Mazarin mourut; et l'arrestation de Fouquet et la saisie de ses papiers firent connaître au roi l'engagement que Bussy avait pris de donner sa démission de la charge de mestre de camp de la cavalerie légère en faveur du surintendant, afin que celui-ci pût en disposer et la faire donner à un de ses parents ou à quelqu'un qui lui fût dévoué. Dès ce moment Bussy devint suspect à Louis XIV. En vain Bussy faisait partout et en toute occasion l'éloge du roi[ [584], en vain il devint un souple et obséquieux courtisan: il ne put obtenir ni argent, ni grade, ni honneurs, ni même un accueil gracieux[ [585]. Le roi lui montra toujours un visage froid et sévère. On ne lui payait pas la pension qui lui était due pour sa charge de mestre de camp; il ne fut point compris dans la nombreuse promotion qui eut lieu de chevaliers des Ordres, faveur à laquelle il avait des droits, et que le maréchal de Turenne, qu'il s'était aliéné, refusa de demander pour lui[ [586]. Enfin, il ne fut pas même désigné pour figurer dans le fameux carrousel de 1662, où il ne pouvait se trouver comme simple spectateur, puisque tous ceux qui avaient comme lui commandé en chef à la guerre y figuraient. Le dépit et la nécessité de déguiser sa disgrâce obligèrent donc Bussy à se retirer dans sa terre. Là, son amour pour la marquise de Monglat le consolait en partie de ses revers de fortune et des mécomptes de l'ambition. Cependant, comme dans le malheur l'esprit est plus accessible aux soupçons, et le cœur plus susceptible et plus exigeant, Bussy crut s'apercevoir que son adversité et sa défaveur auprès du roi refroidissaient la passion que la marquise lui avait montrée jusque alors; mais par ses protestations et par les témoignages de sa tendresse elle parvint à dissiper ces noires impressions de jalousie[ [587].
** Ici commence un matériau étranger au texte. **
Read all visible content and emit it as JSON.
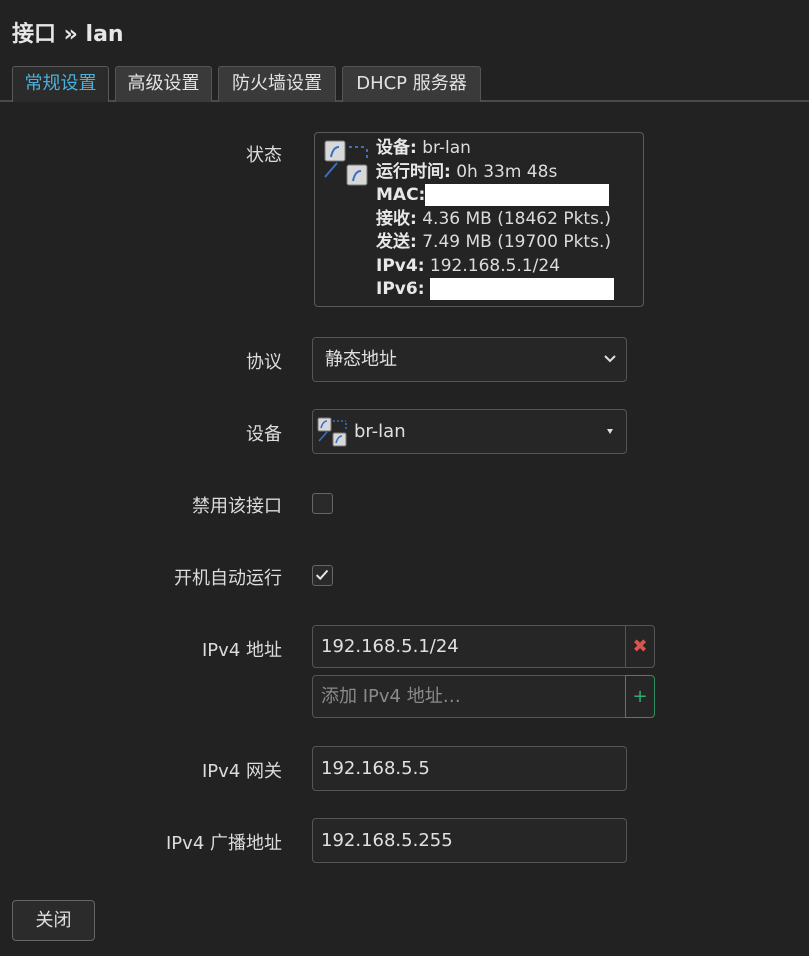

C'était pour plaire à la marquise de Monglat et pour son amusement que Bussy, deux ans auparavant (en 1660) avait mis par écrit, sous la forme d'un petit roman[ [588] et sous des noms supposés, le récit de quelques intrigues amoureuses de plusieurs dames de la cour et une partie des siennes. Il y avait dans ce petit ouvrage des anecdotes scandaleuses, mais vraies; des portraits satiriques, mais ressemblants et spirituellement touchés. Il n'en fallait pas tant sur un pareil sujet pour exciter vivement la curiosité. Bussy ne se contenta point de régaler madame de Monglat de sa maligne production; il en fit quelques lectures à plusieurs de ses amis, et bientôt l'existence de cet ouvrage fut connue à la cour. Ceux qui l'avaient entendu lire parlèrent avec exagération de ce qu'il renfermait de piquant et de spirituel, et donnèrent grande envie aux jeunes gens et aux jeunes femmes de le connaître. Les sollicitations dont Bussy fut assiégé à ce sujet flattèrent son amour-propre d'auteur, et le firent céder plusieurs fois aux instances qui lui étaient faites; ce qui accrut la célébrité de l'ouvrage.

Une dame que Bussy avait courtisée avec succès, sans qu'il cessât d'aimer madame de Monglat, désira vivement connaître cet écrit, dont tout le monde parlait. Cette dame (Bussy ne la désigne pas autrement dans ses Mémoires) était alors renfermée au couvent de la Miséricorde, par lettre de cachet obtenue par son mari. Elle ne pouvait sortir, mais il était assez facile de la voir; et dans le dessein de la satisfaire, Bussy se rendit à la grille du parloir du couvent au jour et à l'heure qu'elle lui avait indiqués. Cependant il ne put, dans ce rendez-vous, avoir avec elle un assez long tête-à-tête pour lui donner une lecture entière de son ouvrage. Elle le supplia de vouloir bien lui prêter son manuscrit, promettant de ne le garder que deux jours[ [589], et de ne le communiquer à personne.